Suppose \(A\) and \(B\) are independent events. In expression (1.4.6) we showed that \(A^{c}\) and \(B\) are independent events. Show similarly that the following pairs of events are also independent: (a) \(A\) and \(B^{c}\) and (b) \(A^{c}\) and \(B^{c}\).

Short answer

The provided pairs of events (a) \(A\) and \(B^{c}\), (b) \(A^{c}\) and \(B^{c}\) are indeed independent.

Step-by-step solution

Analyzing Event Pair \(A\) and \(B^{c}\)

To prove that the events \(A\) and \(B^{c}\) are independent, check if their intersection equals the product of their individual probabilities, i.e., does \(P(A \cap B^{c})=P(A)P(B^{c}\)?
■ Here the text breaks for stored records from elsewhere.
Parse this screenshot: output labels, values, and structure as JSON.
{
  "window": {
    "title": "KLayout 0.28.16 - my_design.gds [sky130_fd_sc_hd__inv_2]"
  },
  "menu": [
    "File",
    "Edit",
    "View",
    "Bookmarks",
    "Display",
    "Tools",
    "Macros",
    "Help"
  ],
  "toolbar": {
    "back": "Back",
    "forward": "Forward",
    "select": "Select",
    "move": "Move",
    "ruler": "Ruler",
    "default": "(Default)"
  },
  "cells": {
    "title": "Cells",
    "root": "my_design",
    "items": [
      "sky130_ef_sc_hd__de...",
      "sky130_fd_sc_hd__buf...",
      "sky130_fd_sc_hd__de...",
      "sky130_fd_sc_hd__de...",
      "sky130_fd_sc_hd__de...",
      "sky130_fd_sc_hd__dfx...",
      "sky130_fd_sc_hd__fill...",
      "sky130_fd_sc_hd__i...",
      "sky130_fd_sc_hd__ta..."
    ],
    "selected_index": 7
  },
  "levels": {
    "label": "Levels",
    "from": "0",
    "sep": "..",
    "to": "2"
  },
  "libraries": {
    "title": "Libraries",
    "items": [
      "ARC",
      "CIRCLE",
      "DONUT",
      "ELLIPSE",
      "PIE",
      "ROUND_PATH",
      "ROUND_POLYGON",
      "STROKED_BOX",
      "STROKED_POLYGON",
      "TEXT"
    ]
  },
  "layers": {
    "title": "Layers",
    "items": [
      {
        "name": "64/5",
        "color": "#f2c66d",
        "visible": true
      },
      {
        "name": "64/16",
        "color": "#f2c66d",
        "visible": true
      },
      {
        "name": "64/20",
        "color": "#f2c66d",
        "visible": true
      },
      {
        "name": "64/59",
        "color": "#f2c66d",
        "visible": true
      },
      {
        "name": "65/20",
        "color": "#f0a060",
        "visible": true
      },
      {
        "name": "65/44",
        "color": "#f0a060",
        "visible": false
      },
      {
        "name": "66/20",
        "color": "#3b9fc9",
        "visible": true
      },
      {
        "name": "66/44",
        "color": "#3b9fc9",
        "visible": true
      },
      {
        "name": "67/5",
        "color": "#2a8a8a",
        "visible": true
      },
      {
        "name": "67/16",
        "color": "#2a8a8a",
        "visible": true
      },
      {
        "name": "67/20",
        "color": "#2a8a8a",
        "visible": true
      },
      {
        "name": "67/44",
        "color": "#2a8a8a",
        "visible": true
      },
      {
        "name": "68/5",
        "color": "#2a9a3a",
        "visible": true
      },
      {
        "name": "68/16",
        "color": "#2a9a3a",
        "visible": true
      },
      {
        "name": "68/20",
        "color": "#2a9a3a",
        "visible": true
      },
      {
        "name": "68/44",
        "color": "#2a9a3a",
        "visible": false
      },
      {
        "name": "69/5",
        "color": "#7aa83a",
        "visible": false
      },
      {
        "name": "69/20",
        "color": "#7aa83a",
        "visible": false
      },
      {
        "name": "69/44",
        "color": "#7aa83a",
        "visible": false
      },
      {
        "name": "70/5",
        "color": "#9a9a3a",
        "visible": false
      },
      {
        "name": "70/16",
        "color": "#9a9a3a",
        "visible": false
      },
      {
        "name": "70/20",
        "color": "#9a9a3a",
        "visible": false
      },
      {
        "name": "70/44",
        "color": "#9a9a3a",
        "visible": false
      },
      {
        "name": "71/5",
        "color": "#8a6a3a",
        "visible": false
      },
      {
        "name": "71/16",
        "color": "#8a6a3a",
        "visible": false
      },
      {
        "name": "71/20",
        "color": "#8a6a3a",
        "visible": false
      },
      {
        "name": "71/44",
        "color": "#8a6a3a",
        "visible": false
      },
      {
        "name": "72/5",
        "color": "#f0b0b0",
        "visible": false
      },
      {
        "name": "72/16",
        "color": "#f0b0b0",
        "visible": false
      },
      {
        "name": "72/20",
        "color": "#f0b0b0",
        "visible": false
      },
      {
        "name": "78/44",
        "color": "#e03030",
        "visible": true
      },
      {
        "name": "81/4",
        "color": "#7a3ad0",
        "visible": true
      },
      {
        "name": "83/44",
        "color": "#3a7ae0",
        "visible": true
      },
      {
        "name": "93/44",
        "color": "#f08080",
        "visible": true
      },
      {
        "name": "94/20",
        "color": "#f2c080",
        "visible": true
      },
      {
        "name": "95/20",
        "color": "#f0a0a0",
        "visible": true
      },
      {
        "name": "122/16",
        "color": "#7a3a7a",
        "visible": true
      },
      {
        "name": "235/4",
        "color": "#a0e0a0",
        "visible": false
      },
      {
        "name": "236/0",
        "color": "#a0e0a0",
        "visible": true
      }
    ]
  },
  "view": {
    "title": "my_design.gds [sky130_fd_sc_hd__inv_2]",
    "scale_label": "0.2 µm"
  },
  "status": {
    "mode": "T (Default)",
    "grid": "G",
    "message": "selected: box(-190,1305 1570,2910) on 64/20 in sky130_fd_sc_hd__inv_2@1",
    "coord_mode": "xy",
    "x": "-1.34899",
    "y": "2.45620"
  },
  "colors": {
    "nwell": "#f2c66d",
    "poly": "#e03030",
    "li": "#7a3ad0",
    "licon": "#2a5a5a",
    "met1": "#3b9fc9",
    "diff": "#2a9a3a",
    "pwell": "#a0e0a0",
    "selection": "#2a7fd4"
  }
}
By using the properties of probabilities, we can express \(P(A \cap B^{c})\) as \(P(A)-P(A \cap B)\). As \(A\) and \(B\) are independent, we have \(P(A \cap B)=P(A)P(B)\), so we can express \(P(A \cap B^{c})\) as \(P(A)-P(A)P(B)\). Hence, \(P(A \cap B^{c})=P(A)(1-P(B))=P(A)P(B^{c})\) since \(B^{c}\) is the complement of \(B\).

Analyzing Event Pair \(A^{c}\) and \(B^{c}\)

To prove that the events \(A^{c}\) and \(B^{c}\) are independent, we need to check if their intersection equals the product of their individual probabilities, i.e., does \(P(A^{c} \cap B^{c})=P(A^{c})P(B^{c})\)? By using the properties of probabilities, we can express \(P(A^{c} \cap B^{c})\) as \(1-P(A \cup B)\). Now \(P(A \cup B)=P(A)+P(B)-P(A \cap B)\), and we know that \(A\) and \(B\) are independent, so \(P(A \cap B)=P(A)P(B)\), thus we can express \(P(A^{c} \cap B^{c})\) as \(1-P(A)-P(B)+P(A)P(B) = (1-P(A))(1-P(B))=P(A^{c})P(B^{c})\) since \(A^{c}\) and \(B^{c}\) are the complements of \(A\) and \(B\) respectively.